Denver’s recently-announced hike will put its minimum wage among some of the highest in the nation: the standard rate will reach $18.29 per hour in January, and the tipped minimum wage will be $15.27 per hour.
As a result of recent historic inflation, Denver has departed from the state’s more modest wage laws and seen its minimum wage skyrocket to rival the hourly rates of San Francisco and Seattle. As a result, Denver’s drastic departure from the more moderate state increases have cost the city in terms of affected industries’ recovery from the pandemic.
Until 2020, Denver followed Colorado’s state minimum wage laws, which raised the required hourly rate by $0.90 every year beginning in 2007, currently totalling $13.65 per hour. Beginning in 2020, the City and County of Denver passed its own minimum wage law to hurtle beyond the state requirements, reaching $17.29 per hour this year.
The leisure and hospitality industry, which employs the majority of minimum wage earners, has taken a serious hit in the capital compared to the rest of the state in the years following the new ordinance. Despite outperforming the state in terms of leisure and hospitality employment growth prior to the higher wage mandate going into effect in 2020, the city saw staggeringly larger employment losses (31% of industry jobs lost) due to the pandemic compared to the rest of the state (21% of industry jobs lost).

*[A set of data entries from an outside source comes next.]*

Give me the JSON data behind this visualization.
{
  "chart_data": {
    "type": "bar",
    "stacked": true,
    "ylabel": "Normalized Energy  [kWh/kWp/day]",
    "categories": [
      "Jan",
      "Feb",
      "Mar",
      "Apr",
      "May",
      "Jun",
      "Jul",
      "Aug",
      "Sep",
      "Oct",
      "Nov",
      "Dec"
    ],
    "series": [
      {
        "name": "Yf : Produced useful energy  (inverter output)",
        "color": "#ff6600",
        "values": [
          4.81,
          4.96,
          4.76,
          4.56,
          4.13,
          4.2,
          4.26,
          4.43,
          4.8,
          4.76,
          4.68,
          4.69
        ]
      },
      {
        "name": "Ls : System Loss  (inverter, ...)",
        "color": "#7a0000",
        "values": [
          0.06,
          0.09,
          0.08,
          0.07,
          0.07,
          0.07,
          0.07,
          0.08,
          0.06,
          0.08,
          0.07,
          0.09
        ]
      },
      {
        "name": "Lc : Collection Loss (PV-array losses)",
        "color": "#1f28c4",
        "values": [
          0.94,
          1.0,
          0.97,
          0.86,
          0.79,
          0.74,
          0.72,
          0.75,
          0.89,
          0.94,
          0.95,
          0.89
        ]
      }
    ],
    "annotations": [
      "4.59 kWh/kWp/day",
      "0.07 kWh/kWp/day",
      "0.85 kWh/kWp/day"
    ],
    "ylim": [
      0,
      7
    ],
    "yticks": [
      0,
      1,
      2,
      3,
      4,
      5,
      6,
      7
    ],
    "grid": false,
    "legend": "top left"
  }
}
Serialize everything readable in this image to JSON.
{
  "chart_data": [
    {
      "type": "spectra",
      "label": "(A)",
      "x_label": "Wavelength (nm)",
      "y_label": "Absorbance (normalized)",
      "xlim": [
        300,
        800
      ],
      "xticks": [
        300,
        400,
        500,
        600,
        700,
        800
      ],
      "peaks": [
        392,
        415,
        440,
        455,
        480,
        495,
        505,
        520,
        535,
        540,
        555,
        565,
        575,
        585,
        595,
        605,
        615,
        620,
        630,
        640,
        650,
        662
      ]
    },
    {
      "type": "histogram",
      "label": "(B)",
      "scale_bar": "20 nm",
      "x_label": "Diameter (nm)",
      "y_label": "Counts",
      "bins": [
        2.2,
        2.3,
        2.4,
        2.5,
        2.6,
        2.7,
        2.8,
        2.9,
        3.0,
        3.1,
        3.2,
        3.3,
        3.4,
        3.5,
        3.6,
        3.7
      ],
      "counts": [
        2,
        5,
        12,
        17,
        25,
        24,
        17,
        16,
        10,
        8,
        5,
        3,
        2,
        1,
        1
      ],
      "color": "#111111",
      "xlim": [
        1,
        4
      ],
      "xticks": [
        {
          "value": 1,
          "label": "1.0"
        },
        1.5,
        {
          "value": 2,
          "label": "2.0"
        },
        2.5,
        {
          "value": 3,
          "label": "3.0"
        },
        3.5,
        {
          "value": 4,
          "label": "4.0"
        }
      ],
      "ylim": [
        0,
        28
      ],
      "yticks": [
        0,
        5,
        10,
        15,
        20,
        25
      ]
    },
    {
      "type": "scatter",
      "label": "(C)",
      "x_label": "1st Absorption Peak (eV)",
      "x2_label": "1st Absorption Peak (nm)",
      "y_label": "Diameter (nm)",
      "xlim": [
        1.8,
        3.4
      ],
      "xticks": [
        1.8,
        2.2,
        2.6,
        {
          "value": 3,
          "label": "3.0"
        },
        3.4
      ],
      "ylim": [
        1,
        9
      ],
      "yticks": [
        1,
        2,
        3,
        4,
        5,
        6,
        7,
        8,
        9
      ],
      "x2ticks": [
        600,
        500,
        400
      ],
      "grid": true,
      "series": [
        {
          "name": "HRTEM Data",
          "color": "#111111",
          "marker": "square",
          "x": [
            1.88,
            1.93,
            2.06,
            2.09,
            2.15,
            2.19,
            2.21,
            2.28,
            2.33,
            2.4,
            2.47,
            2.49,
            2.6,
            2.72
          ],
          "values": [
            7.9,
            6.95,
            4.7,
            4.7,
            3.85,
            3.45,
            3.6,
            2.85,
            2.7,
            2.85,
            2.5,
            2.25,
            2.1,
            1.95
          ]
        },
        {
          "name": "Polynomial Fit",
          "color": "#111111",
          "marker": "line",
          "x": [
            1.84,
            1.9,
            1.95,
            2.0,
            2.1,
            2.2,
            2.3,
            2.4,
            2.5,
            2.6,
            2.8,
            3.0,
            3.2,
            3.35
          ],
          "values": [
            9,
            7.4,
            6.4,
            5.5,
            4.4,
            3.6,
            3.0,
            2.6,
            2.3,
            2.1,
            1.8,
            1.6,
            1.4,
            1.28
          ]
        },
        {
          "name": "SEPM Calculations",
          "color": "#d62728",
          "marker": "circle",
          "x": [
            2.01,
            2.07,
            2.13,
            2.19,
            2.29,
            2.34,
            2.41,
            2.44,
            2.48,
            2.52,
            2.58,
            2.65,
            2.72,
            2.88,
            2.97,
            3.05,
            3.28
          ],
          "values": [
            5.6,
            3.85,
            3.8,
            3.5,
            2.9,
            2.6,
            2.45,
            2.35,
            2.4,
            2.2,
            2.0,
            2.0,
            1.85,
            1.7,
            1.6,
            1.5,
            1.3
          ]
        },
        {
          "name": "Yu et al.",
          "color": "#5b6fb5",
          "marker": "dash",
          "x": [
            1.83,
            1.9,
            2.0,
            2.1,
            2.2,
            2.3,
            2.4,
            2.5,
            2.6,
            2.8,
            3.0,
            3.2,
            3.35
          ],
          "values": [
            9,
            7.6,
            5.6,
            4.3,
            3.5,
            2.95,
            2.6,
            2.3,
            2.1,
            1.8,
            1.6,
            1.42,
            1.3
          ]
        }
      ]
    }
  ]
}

Recovery in high-wage Denver has been slower too: while statewide leisure and hospitality employment have recovered nearly completely, Denver’s hospitality employment deficit in 2022 compared to 2019 is nearly three times (6.2% of 2019 hospitality employment) the size of the state’s (2.0% of 2019 hospitality employment).
This has also been the case for full-service restaurants, which are also affected by Denver’s rapidly rising tipped minimum wage. Denver’s full-service restaurant employment has suffered significantly more than the industry statewide, experiencing a sharper decline in jobs due to the onset of the pandemic and slower recovery.
This finding falls in line with Metropolitan State University of Denver economist Kishore Kulkarni, who warned Denver’s newest increase could trigger additional unemployment and price inflation. Overwhelmingly, the majority of economic studies find that minimum wage increases cause job losses.
There are various factors affecting hospitality and restaurant employment, particularly surrounding the last several years and COVID-related lockdowns. Yet comparing Denver’s runaway minimum wage increases and their effects on the city’s economic recovery compared to the rest of the state suggest unbridled wage hikes could be stunting businesses’ ability to fully recover from the pandemic.